Litaffin: Wer sich darüber hinaus mit der arabischen Literatur beschäftigen möchte, dem sei folgender Artikel von Fakhri Saleh empfohlen: Weltliteratur – von der anderen Seite betrachtet.

Foto © Leila Chammaa
Das Interview führte Markus Streichardt

4 Kommentare zu „Die Kunst des Übersetzens: Ein Interview mit Leila Chammaa“

  1. Ganz tolles Interview, wirklich beeindruckend. Da schäme ich mich persönlich natürlich ganz besonders über die kaum vorhandene Lektüre von arabischen Autoren.. (wobei ich gerade passenderweise dabei bin, es zu ändern!). Mehr Internationalität -- super!

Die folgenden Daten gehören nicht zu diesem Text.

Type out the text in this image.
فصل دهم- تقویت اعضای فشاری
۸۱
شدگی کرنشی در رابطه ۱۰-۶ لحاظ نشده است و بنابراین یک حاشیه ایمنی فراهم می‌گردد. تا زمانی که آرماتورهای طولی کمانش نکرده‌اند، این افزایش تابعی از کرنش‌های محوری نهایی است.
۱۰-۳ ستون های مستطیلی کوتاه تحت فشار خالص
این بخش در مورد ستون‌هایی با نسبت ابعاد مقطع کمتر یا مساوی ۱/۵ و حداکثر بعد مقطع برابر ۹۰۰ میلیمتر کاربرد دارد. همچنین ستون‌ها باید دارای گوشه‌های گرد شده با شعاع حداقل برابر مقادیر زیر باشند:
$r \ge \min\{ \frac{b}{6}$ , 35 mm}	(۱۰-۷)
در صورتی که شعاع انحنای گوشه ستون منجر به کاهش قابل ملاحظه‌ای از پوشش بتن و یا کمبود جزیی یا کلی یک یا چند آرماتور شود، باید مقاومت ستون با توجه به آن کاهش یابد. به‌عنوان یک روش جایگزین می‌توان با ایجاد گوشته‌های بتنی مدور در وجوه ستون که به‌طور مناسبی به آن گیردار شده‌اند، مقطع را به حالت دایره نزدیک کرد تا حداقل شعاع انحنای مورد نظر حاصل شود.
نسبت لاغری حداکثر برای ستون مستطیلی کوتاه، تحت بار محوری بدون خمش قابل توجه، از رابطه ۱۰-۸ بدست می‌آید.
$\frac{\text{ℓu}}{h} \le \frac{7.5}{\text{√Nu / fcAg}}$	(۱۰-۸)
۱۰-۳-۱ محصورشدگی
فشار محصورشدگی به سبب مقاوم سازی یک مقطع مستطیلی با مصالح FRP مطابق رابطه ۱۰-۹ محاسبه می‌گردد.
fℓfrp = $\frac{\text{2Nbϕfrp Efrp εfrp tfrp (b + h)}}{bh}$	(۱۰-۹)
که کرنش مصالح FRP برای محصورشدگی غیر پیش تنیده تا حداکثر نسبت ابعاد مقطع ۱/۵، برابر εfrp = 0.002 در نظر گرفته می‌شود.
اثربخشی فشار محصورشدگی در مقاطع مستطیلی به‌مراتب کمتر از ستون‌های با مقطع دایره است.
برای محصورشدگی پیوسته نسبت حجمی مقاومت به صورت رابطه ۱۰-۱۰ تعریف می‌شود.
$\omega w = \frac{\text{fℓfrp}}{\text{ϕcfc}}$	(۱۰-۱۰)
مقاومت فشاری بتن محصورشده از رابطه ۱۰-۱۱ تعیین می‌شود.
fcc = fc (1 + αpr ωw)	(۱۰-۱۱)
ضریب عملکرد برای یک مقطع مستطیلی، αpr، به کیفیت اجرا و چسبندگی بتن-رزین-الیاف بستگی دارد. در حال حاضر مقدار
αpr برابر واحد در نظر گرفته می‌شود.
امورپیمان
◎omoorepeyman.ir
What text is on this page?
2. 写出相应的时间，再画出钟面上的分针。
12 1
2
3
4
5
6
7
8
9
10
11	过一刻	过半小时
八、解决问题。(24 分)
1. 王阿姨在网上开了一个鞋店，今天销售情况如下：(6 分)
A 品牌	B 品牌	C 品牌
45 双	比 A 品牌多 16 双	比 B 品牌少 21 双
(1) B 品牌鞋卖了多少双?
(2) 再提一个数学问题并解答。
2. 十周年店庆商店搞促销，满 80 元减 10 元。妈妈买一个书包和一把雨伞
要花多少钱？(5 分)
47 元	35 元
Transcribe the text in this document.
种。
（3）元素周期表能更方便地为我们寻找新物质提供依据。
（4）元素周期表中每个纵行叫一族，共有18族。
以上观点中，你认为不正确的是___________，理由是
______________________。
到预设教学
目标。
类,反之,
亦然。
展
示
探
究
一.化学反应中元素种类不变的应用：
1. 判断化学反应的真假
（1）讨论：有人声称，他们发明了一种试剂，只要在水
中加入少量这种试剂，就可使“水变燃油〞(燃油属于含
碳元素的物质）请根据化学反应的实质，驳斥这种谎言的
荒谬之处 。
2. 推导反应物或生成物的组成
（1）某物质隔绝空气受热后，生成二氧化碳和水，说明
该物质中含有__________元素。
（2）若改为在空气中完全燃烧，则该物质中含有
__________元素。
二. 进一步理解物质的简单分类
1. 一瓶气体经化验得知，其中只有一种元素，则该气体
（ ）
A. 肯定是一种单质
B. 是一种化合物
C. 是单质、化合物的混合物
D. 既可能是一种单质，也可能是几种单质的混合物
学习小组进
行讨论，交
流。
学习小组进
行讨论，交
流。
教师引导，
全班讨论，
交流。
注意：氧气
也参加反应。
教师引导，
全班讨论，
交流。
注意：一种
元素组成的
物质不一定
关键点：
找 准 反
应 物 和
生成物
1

  2. Vielen Dank, Leila Chammaa! Aus diesem Interview läßt sich für mich erstmals ersehen, wie Erkenntniskritik im literarischen Übersetzen -- als selber künstlerischer Praxis und Dekonstruktion -- zum Ausdruck kommen kann.
    Als Arabisch Lernender, der selber schreibt, kann ich das hier Gesagte gut nachvollziehen.
    Die Komplexität des literarisch-sprachlichen Ausdrucks ist im Deutschen mit dem Arabischen eben nicht wirklich vergleichbar; beim Übersetzen (und dies gilt selbst immer dann, wenn ich arabische Diskusssionen gegenüber Deutschen wiedergeben möchte) bedeutet das, die besonderen Kontexte von Metaphern, von Sprichwörtlichem, von Allegorien usw. einmal jeweils eigenständig zu reflektieren und in einem zweiten Schritt wieder kohärent in Sprache zu setzen. Beeindruckend, wie engagiert sich Übersetzer im Umgang mit verschiedenen kulturellen Sprache(n) zu deren Vermittlung einsetzen können. Insbesondere arabische Muttersprachler zeichnen sich hier durch ein kritisch informiertes Sprachgefühl aus, vom dem sich für Deutsche vieles Lernen läßt.
    Gäbe es ein Interesse, nicht in der Erzählung vom „Clash of Civilizations“ wie gelähmt zu verharren, sollte das literarische Übersetzen von kulturellen Stiftungen und gesellschaftlichen Institutionen endlich mehr gewürdigt, unterstützt und finanziell gefördert werden.